I graduated in 2020. My graduation ceremony is this December if I want to have an in-person commemoration. I don’t think I’ll go. We already had one online. The degree I earned was in Cinema Studies and I thought it was apt that instead of having people walk across the stage, our names scrolled down a screen, reminiscent of the rolling credits at the end of a film.
Post-grad blues were a particular shade: a light, baby blue, with a white border that you could hook around your ears. I moved back with my parents for the summer, then moved out, then moved back in again and then moved back out again. The pandemic was a haze across the last two years that made scenes blur together. I’m unable to pinpoint where the first act begins or if the third act ever ended. Has it ended?
If I were to compare it to a movie genre it would be a time-loop film, the type where something happens over and over again. However, it was one where the point eluded me. There was no rising action, except in the number of cases I diligently Googled every day, as clockwork as brushing my teeth. The only climactic moment I can recall was that the highest recorded cases of the second wave was on my birthday. I keep this fact to use in casual conversation, as the questions have turned from inquiries about school and what I studied to the difficulty in finding work post-pandemic. This indicates to me that some time has passed even though I am not certain how much.

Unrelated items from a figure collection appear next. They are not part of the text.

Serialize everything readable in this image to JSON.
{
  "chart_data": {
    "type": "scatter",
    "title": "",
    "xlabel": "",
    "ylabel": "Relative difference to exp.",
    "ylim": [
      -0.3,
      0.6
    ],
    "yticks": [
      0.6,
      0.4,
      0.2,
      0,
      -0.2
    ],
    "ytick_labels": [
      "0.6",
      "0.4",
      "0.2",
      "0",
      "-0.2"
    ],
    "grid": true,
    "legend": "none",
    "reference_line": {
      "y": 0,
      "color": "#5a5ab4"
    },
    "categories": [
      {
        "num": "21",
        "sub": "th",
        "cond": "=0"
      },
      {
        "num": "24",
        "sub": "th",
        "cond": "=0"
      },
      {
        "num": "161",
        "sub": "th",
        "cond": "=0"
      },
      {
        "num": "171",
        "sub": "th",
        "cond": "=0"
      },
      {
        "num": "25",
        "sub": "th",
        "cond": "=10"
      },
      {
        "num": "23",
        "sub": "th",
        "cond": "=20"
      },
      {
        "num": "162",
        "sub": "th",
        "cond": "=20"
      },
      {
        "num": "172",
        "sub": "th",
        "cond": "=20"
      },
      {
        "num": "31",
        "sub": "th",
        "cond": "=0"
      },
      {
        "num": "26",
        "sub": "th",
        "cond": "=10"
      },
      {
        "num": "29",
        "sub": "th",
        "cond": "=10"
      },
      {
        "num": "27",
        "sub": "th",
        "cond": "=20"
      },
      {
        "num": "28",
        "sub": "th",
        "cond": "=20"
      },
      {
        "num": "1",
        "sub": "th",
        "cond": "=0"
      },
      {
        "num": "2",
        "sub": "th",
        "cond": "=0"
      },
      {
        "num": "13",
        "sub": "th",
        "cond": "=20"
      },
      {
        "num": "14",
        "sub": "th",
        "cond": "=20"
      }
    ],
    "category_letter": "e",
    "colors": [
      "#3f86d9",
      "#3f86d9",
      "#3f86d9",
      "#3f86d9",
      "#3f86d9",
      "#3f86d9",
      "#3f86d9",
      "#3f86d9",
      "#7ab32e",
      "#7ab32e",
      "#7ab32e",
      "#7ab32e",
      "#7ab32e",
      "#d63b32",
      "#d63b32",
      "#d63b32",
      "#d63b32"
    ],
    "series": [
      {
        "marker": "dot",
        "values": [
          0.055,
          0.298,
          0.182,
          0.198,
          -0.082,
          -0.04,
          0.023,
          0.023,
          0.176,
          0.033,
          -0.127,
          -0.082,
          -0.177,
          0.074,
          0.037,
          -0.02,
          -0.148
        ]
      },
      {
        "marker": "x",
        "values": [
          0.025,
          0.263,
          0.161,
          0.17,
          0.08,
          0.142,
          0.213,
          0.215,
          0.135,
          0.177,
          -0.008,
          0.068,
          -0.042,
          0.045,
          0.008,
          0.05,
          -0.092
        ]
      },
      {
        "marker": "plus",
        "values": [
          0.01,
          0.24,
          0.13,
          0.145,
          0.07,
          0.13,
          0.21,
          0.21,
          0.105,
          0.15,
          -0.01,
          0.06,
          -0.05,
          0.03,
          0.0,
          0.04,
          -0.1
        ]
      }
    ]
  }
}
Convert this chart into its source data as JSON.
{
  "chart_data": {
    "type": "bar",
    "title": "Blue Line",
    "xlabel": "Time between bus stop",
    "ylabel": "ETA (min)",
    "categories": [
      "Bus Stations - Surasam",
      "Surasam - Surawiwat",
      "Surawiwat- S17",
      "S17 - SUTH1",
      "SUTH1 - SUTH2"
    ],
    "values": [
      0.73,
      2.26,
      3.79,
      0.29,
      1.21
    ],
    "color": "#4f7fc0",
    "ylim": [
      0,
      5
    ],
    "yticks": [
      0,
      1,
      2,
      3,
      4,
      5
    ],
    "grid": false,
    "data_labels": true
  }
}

Groundhog Day is probably the most famous example of a time-loop movie. A self-absorbed television weatherman played by Bill Murray eventually comes to learn about the infinite ways he can spend his day. It leads to heroics and ends with him getting the girl. From its conception, the movie hurtles toward the finish line, predestined the moment the writers had the idea and decided to do something about it.
But, as the old saying goes, life is not like the movies.
So, I have to leave you mise-en-scene, dropped into the middle of the action without a chapter-closing conclusion. I have not gotten the girl and my time spent in lockdown was hardly heroic in comparison to the epic figureheads of those in capes and scrubs. The moment of revelation may be in reach but the past couple of years have left me slightly out of touch.
It’s difficult to reflect on something that doesn’t feel done. I think I might go to my graduation ceremony.